The Technovation Challenge is the Bay area chapter of Iridescent (a non-profit education group that links mentors to students) in partnership with Girls in Tech. Over the course of an eight week program, 45 high school girls and 25 mentors worked in teams to create an Android app from scratch and build out a marketing plan. The program culiminates in “Pitch Night,” an event held this evening at the Microsoft campus in Mountain View. The teams presented their apps and business plans to a panel of business leaders, consisting of Katherine Barr of Mohr Davidow Ventures, Mendel Rosenblum co-founder of VMWare and Adeo Ressi of The Funded. It’s a small program with grand ambitions: to close the huge divide between women and men in Silicon Valley.
“We wanted to expose them to high tech, connect them to mentors, and help them understand what opportunities are out there,” says Technovation Challenge’s founder, Anuranjita Tewary. “It’s about confidence.”
For all the progress in Silicon Valley, the proportion of male to female founders remains grossly skewed. According to Dunn and Bradstreet data, of the tech firms founded in 2004 only 3% were founded by women. Unfortunately, not much has changed in the last six years. When you think of the top tech leaders, you think of Steve (Jobs, Ballmer), Eric, Ev— the Carol Bartzs, Diane Greenes are the obvious exception, no where near the rule.
Talking to students, like Yan, it was interesting to hear how some of the students considered themselves experienced in one field, either technology or business, but were eager to learn about the other side of the equation. Devi Kovi, a sophomore from Monta Vista H.S. who helped create a flash card app called Dotopia, says she has been programming since 7th grade but never fully considered how to leverage those skills into a more entrepreneurial career. “I only had the computer science aspect of it,” she says. “This will help me ultimately start a new company.”

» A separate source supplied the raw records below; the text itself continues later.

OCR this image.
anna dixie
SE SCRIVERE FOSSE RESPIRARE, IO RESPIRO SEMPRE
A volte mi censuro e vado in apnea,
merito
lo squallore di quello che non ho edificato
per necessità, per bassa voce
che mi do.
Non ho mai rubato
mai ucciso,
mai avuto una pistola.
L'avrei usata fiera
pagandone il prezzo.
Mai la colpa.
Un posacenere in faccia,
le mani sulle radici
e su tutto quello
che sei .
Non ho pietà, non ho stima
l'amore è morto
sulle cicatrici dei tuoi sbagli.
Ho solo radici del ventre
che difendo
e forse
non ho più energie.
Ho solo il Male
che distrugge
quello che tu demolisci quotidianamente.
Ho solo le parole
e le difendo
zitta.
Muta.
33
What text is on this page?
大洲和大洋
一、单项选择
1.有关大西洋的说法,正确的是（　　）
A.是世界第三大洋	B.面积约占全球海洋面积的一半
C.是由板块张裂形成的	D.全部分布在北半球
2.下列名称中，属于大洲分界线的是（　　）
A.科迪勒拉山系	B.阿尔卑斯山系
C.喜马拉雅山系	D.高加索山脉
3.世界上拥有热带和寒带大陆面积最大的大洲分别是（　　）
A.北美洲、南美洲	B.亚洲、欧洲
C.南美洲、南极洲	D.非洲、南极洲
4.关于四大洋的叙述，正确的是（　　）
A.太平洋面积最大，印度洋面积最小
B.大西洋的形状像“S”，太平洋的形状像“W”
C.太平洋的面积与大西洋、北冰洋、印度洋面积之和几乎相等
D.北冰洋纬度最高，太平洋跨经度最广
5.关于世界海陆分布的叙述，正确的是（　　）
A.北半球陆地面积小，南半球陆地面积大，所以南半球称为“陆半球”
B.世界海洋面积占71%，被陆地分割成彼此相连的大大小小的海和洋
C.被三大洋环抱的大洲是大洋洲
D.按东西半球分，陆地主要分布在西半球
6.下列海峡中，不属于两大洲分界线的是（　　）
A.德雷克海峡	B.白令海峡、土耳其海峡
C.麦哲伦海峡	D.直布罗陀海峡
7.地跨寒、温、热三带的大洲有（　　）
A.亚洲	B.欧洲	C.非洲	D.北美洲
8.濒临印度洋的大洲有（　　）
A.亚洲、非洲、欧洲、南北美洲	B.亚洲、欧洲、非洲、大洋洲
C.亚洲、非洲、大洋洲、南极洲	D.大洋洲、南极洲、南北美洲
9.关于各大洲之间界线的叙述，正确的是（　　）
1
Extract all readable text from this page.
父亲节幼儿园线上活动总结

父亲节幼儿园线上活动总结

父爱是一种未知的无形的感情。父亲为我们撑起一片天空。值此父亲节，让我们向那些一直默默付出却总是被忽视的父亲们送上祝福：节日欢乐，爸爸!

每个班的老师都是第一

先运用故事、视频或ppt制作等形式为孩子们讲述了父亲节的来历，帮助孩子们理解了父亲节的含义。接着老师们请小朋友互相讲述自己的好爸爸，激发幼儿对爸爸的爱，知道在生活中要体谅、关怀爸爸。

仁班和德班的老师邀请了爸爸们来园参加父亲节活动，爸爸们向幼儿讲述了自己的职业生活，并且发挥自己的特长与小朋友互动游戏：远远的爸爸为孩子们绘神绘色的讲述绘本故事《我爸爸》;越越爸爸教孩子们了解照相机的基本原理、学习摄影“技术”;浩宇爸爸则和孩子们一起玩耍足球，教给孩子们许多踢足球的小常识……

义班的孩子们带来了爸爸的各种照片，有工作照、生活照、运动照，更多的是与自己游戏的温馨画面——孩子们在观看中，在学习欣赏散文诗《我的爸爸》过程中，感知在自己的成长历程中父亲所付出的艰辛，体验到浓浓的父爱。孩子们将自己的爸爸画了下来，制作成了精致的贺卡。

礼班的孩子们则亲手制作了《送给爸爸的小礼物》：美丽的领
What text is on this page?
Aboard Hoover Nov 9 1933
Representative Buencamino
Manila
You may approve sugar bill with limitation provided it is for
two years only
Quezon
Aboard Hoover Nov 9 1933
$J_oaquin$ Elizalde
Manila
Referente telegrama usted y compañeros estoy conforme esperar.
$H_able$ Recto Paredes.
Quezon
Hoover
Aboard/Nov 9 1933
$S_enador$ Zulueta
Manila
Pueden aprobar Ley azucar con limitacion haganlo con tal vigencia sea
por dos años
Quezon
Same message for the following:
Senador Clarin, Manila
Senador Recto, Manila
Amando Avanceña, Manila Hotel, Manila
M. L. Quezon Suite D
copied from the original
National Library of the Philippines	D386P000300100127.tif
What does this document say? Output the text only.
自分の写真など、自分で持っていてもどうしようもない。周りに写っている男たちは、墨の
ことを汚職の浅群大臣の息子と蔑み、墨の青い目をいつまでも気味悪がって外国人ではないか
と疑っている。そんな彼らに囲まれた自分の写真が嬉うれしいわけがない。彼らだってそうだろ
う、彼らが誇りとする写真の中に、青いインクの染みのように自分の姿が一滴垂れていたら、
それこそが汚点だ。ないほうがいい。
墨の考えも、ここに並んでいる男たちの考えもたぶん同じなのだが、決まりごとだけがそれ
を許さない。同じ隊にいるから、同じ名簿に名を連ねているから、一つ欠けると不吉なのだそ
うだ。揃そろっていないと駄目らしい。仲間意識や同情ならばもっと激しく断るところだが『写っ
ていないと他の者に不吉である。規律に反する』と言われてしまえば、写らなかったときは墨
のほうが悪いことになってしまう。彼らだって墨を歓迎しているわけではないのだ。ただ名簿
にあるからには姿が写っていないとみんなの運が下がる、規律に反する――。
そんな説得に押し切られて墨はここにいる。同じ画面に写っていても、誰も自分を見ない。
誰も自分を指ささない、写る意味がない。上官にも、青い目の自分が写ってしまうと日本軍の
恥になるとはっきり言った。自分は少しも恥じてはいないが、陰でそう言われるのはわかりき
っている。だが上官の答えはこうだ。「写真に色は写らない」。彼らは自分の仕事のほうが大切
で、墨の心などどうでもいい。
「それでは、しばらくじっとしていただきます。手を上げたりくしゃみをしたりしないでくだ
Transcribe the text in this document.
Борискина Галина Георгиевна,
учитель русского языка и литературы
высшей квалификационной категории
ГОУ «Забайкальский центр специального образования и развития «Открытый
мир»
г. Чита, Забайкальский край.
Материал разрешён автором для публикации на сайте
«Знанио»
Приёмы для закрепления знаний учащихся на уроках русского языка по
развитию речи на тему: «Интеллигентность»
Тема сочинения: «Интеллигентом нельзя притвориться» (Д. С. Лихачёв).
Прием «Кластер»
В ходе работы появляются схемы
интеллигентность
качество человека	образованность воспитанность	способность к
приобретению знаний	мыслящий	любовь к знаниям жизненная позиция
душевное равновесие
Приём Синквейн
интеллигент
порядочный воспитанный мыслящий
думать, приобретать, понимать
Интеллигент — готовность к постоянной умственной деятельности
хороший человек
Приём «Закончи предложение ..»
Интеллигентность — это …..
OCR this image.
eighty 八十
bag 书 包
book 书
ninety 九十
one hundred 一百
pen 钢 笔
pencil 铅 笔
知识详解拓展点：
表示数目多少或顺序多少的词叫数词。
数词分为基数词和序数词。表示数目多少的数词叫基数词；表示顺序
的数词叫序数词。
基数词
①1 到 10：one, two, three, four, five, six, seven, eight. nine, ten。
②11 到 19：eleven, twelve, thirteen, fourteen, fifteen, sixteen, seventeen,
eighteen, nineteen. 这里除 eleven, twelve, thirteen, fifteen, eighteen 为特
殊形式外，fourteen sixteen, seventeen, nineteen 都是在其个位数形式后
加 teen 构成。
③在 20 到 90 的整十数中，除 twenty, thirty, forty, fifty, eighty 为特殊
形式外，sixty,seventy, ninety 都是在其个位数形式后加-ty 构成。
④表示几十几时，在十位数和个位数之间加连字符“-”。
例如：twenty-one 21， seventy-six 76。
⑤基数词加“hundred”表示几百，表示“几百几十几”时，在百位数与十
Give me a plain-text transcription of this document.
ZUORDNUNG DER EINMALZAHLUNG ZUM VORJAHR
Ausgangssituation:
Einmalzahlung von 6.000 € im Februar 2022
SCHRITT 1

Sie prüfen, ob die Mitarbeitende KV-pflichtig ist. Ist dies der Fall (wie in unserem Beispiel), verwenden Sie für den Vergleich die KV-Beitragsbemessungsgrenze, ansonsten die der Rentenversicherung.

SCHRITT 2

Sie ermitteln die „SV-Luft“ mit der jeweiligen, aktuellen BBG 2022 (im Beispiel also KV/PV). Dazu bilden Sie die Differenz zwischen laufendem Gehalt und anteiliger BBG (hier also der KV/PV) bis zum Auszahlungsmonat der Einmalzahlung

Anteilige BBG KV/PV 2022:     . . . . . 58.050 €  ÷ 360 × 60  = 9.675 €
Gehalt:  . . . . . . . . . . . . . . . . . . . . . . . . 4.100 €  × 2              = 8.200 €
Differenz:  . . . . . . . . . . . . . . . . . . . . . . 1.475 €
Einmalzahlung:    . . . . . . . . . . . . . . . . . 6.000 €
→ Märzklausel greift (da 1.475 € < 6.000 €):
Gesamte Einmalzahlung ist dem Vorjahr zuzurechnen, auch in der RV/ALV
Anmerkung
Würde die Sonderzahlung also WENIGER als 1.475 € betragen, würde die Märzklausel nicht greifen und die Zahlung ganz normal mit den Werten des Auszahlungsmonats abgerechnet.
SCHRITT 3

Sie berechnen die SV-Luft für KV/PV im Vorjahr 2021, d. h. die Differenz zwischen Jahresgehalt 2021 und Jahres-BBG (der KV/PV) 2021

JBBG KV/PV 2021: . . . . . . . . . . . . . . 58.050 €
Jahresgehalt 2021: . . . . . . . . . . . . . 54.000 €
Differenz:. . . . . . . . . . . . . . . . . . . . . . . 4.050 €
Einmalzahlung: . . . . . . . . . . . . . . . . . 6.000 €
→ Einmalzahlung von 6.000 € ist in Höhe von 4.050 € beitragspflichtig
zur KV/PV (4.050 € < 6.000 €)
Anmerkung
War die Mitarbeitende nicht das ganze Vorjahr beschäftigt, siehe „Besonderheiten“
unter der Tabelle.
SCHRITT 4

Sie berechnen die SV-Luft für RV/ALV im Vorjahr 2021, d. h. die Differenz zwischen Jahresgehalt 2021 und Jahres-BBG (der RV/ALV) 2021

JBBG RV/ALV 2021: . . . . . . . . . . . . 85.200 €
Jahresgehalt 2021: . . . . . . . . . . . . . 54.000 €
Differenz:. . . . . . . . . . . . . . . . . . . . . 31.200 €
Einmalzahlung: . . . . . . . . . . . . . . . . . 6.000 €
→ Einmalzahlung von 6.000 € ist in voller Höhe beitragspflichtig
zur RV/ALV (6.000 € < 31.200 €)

The pitches overall were far from perfect, some groups had half-baked business models, while others had a hard time defining their target market and competitors. But the sum of their accomplishments was very impressive. As Barr of MDV says, “It was incredible to see them pull all of this together and pull together a business plan in just a short time….It was unbelievably inspiring.”
The winner of the competition was team Zeal, with an app called Mash, inspired by the classic childhood fortune-telling game, you input potential outcomes and the results can be posted on social media sites like Facebook and Twitter. The team won $1,000 per student in college savings bonds, $25,000 to develop the app from MobMark and $5,000 in advertising from AdMob. The second-place winner, which I thought was very promising and well articulated, was team Creanova with Piano Mania. The simple $0.99 application merges education and entertainment by helping users learn how to play the piano through games. The team clearly outlined the competitors, product differentiation and showed the different layers of the app (the first level show the letters of each key, prompting the user to tap those keys, letters disappear as you graduate to the next level) and possible add-ons (two-player games, additional songs).
All in all, it was one night, a handful of pitches, for many apps that will never reach the market, but its certainly a step in the right direction.